Das kann man ihm zugutehalten: Seine ersten Demo-Tapes verschickte er unter dem Decknamen Enrique Martinez. Und erst als er einen ersten Plattenvertrag mit einem kleinen mexikanischen Label in der Tasche hatte, kehrte er mit seinem Familiennamen Iglesias zurück. Soviel zur Emanzipation. Aber richtig zu schaffen machte ihm das Erbe, der Sohn eines der größten Schmusetroubadoure zu sein, sowieso nicht. Enrique Iglesias ist die junge, gut aussehende, frauenumschwärmte und bei Bedarf Hüften kreisende Variante seines Erzeugers. Er hat das Latino-Erbe erfolgreich in die Nuller-Jahre transportiert, darf bereits 18 Songs als "Greatest Hits" bezeichnen. ~ Stefan Weber (teleschau) aufklappen »
Dem Best-Of-Album voran steht selbstverständlich "Bailamos", die Aufforderung zum Tanz, die für Enrique Iglesias 1999 den internationalen Durchbruch bedeutete und zusammen mit Ricky Martins "Livin' La Vida Loca" einen wahren Latino-Pop-Hype auslöste. Die folgenden Singles "Rhythm Divine" und "Be With You" klangen dann zwar schon nach einstudiertem Tanz-Schema F, bei "Could I Have This Kiss Forever" im Duett mit Vokalakrobatin Whitney Houston konnte man jedoch wieder aufhorchen.

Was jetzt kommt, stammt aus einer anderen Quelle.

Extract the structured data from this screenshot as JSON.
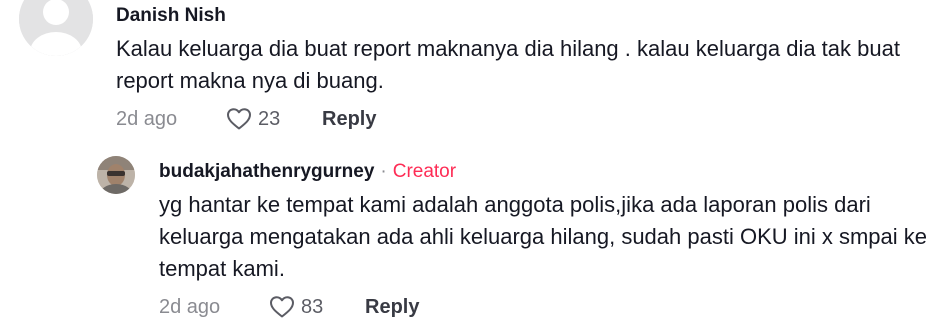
{
  "comment": {
    "username": "Danish Nish",
    "text": "Kalau keluarga dia buat report maknanya dia hilang . kalau keluarga dia tak buat report makna nya di buang.",
    "date": "2d ago",
    "likes": "23",
    "reply_label": "Reply"
  },
  "reply": {
    "username": "budakjahathenrygurney",
    "separator": "·",
    "creator_badge": "Creator",
    "text": "yg hantar ke tempat kami adalah anggota polis,jika ada laporan polis dari keluarga mengatakan ada ahli keluarga hilang, sudah pasti OKU ini x smpai ke tempat kami.",
    "date": "2d ago",
    "likes": "83",
    "reply_label": "Reply"
  },
  "icons": {
    "like": "heart-outline-icon",
    "default_avatar": "default-avatar-icon"
  },
  "colors": {
    "creator_accent": "#fe2c55",
    "meta_gray": "#8a8b91",
    "text": "#161823"
  }
}
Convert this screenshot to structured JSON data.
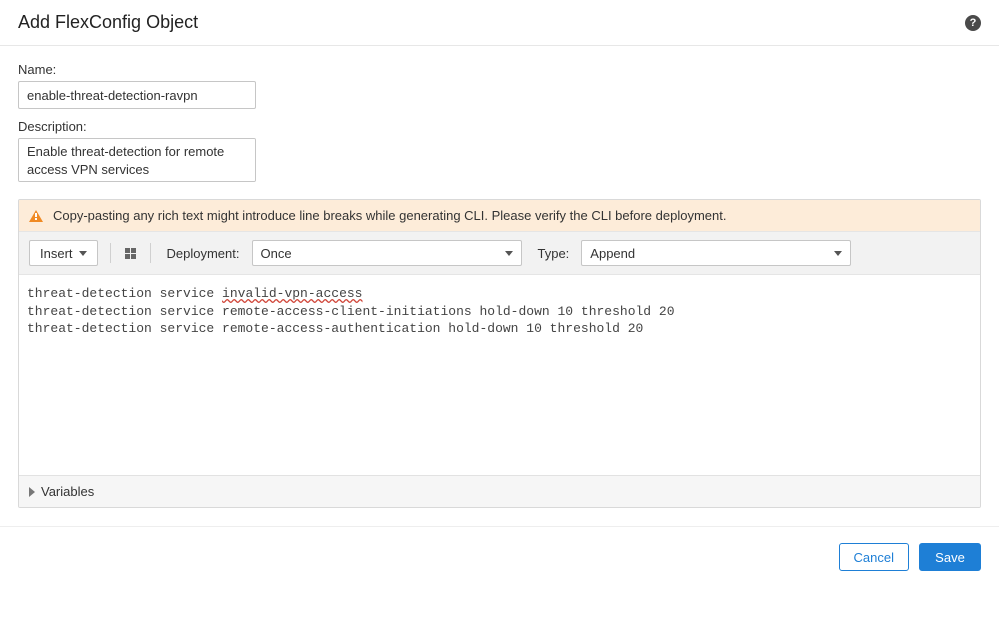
{
  "header": {
    "title": "Add FlexConfig Object",
    "help_icon": "?"
  },
  "form": {
    "name_label": "Name:",
    "name_value": "enable-threat-detection-ravpn",
    "description_label": "Description:",
    "description_value": "Enable threat-detection for remote access VPN services"
  },
  "warning": {
    "text": "Copy-pasting any rich text might introduce line breaks while generating CLI. Please verify the CLI before deployment."
  },
  "toolbar": {
    "insert_label": "Insert",
    "deployment_label": "Deployment:",
    "deployment_value": "Once",
    "type_label": "Type:",
    "type_value": "Append"
  },
  "code": {
    "line1_a": "threat-detection service ",
    "line1_b_spell": "invalid-vpn-access",
    "line2": "threat-detection service remote-access-client-initiations hold-down 10 threshold 20",
    "line3": "threat-detection service remote-access-authentication hold-down 10 threshold 20"
  },
  "variables": {
    "label": "Variables"
  },
  "footer": {
    "cancel": "Cancel",
    "save": "Save"
  }
}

Als 2001 "Hero" folgte, war ein Entkommen sowieso unmöglich. Aus allen Äthern kroch die von Iglesias mit aufgesetzt wirkender, brüchiger Stimme gesungene Ballade, die den Vergleich mit den größten Schmalznummern seines Vaters nicht scheuen muss. Dass danach die ganz großen Hits ausblieben, mag daran liegen, dass sich Iglesias danach immer mehr internationalen R&B- und Pop-Beatstandards annäherte und etwas in der Masse unterging. Gäste wie Ciara ("Takin' Back My Love") und Kelis ("Not In Love") hätte er sicher etwas gewinnbringender einsetzen können.
Aber geschenkt: Schon aus Familientradition folgt die nächste große Ballade bestimmt. Und sein Name wird ihm auch weiterhin genug Aufmerksamkeit verschaffen. Ricky Martin hingegen hat man schon fast wieder vergessen.